4. Explore and report findings Write about at least four interesting observations you discovered (maximum 200 words). Include plots or maps if helpful. Example questions you might explore include:

  • What are the most noticeable differences between the two POI types?

Around the Mall of Georgia, bars outnumber coffee shops, reflecting its role as a shopping destination where dining and nightlife dominate. In contrast, Sugar Hill and Golden Parkway have more coffee shops than bars, serving as community hubs with stronger daytime and neighborhood interactions. Overall, coffee shops cluster near community centers while bars line major roads, highlighting the contrasting rhythms of suburban day-life and nightlife.
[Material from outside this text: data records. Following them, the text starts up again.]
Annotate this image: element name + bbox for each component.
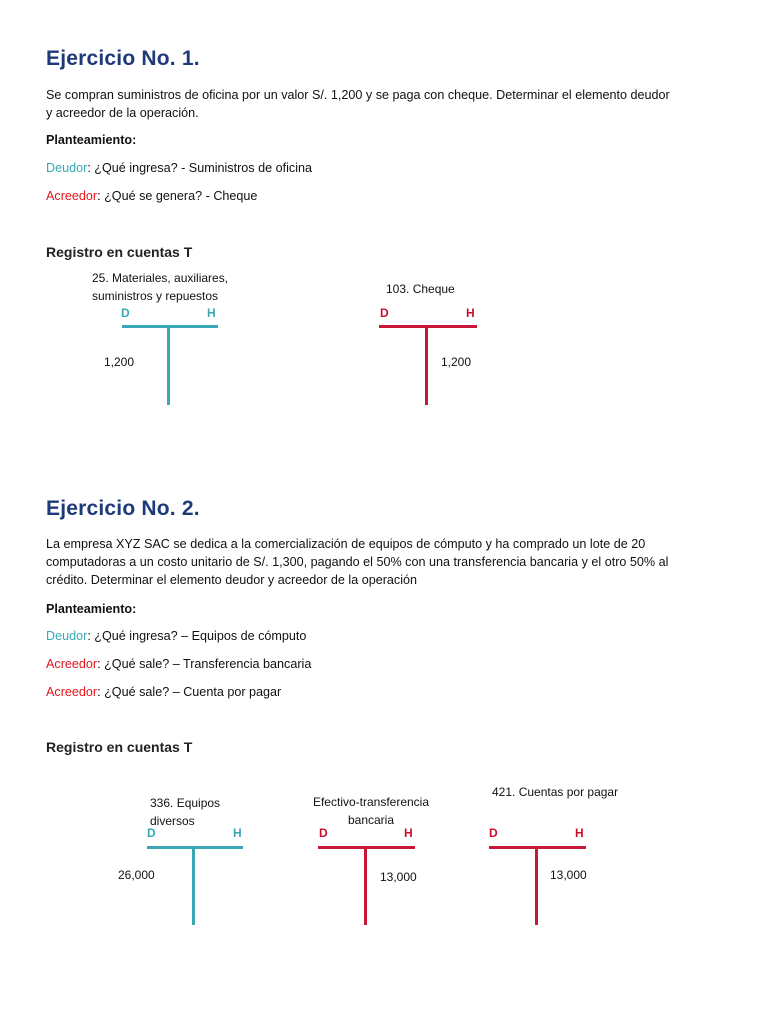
ex2-t2-vertical-line [364,846,367,925]
ex2-t1-debit-amount: 26,000 [118,868,155,882]
ex2-deudor-line [46,627,306,645]
ex2-acreedor1-line [46,655,311,673]
ex2-statement-line2: computadoras a un costo unitario de S/. 1,300, pagando el 50% con una transferencia bancaria y el otro 50% al [46,555,669,569]
ex2-deudor-label: Deudor [46,629,88,643]
ex1-t1-credit-label: H [207,306,216,320]
ex1-acreedor-line [46,187,257,205]
ex2-t2-debit-label: D [319,826,328,840]
ex1-t1-debit-amount: 1,200 [104,355,135,369]
ex2-registro-heading: Registro en cuentas T [46,739,193,755]
ex2-statement-line3: crédito. Determinar el elemento deudor y acreedor de la operación [46,573,418,587]
ex2-acreedor1-label: Acreedor [46,657,98,671]
ex2-t2-name-line2: bancaria [347,813,395,827]
ex2-t1-credit-label: H [233,826,242,840]
ex1-registro-heading: Registro en cuentas T [46,244,193,260]
ex1-statement-line2: y acreedor de la operación. [46,106,199,120]
ex2-t3-debit-label: D [489,826,498,840]
ex2-t3-vertical-line [535,846,538,925]
ex2-t3-credit-amount: 13,000 [550,868,587,882]
ex1-deudor-label: Deudor [46,161,88,175]
ex2-t2-name-line1: Efectivo-transferencia [312,795,430,809]
ex2-acreedor2-label: Acreedor [46,685,98,699]
ex1-statement-line1: Se compran suministros de oficina por un valor S/. 1,200 y se paga con cheque. Determinar el elemento deudor [46,88,670,102]
ex2-acreedor2-line [46,683,281,701]
ex2-t3-account-name: 421. Cuentas por pagar [492,785,619,799]
ex1-t1-name-line2: suministros y repuestos [92,289,219,303]
ex1-title: Ejercicio No. 1. [46,47,200,70]
ex2-statement-line1: La empresa XYZ SAC se dedica a la comercialización de equipos de cómputo y ha comprado un lote de 20 [46,537,646,551]
ex1-statement [46,86,746,122]
ex2-acreedor1-text: : ¿Qué sale? – Transferencia bancaria [97,657,312,671]
ex2-title: Ejercicio No. 2. [46,497,200,520]
ex2-t3-credit-label: H [575,826,584,840]
ex1-t1-account-name [92,269,228,305]
ex2-deudor-text: : ¿Qué ingresa? – Equipos de cómputo [87,629,307,643]
ex1-t2-horizontal-line [379,325,477,328]
ex1-t2-credit-amount: 1,200 [441,355,472,369]
ex2-t1-horizontal-line [147,846,243,849]
ex2-t1-account-name [150,794,220,830]
ex1-t1-debit-label: D [121,306,130,320]
ex1-deudor-text: : ¿Qué ingresa? - Suministros de oficina [87,161,313,175]
ex2-t1-debit-label: D [147,826,156,840]
ex1-planteamiento: Planteamiento: [46,133,137,147]
ex2-planteamiento: Planteamiento: [46,602,137,616]
ex1-acreedor-text: : ¿Qué se genera? - Cheque [97,189,258,203]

  • What is the average rating score?
poi_sf_in %>%
  summarise(avg_rating = mean(places.rating, na.rm = TRUE))
## Simple feature collection with 1 feature and 1 field
## Geometry type: MULTIPOINT
## Dimension:     XY
## Bounding box:  xmin: -84.01263 ymin: 34.07283 xmax: -83.95242 ymax: 34.14479
## Geodetic CRS:  WGS 84
##   avg_rating                       geometry
## 1      4.025 MULTIPOINT ((-83.95288 34.1...

4.02 is the average rating score.

  • Does it seem related to the number of ratings?

Number of ratings shows positive correlation with average rating, showing that more user ratings tend to have slightly higher average ratings. It’s not a very steep slope, so the effect is modest, but it’s consistent. Most POIs cluster around 4.0-4.5 starts, regardless of the number of ratings.

## `geom_smooth()` using formula = 'y ~ x'

  • Is there an association between price level and rating score?

It seems like ‘price level moderate’ gets higher average rating score than ‘price level inexpensive’. IQR of the ‘price level inexpensive’ is larger than that of ‘price level moderate’. We can assume that place rating in inexpensive place has larger variance than that of place moderate.

Note: The questions above are only examples–feel free to be creative!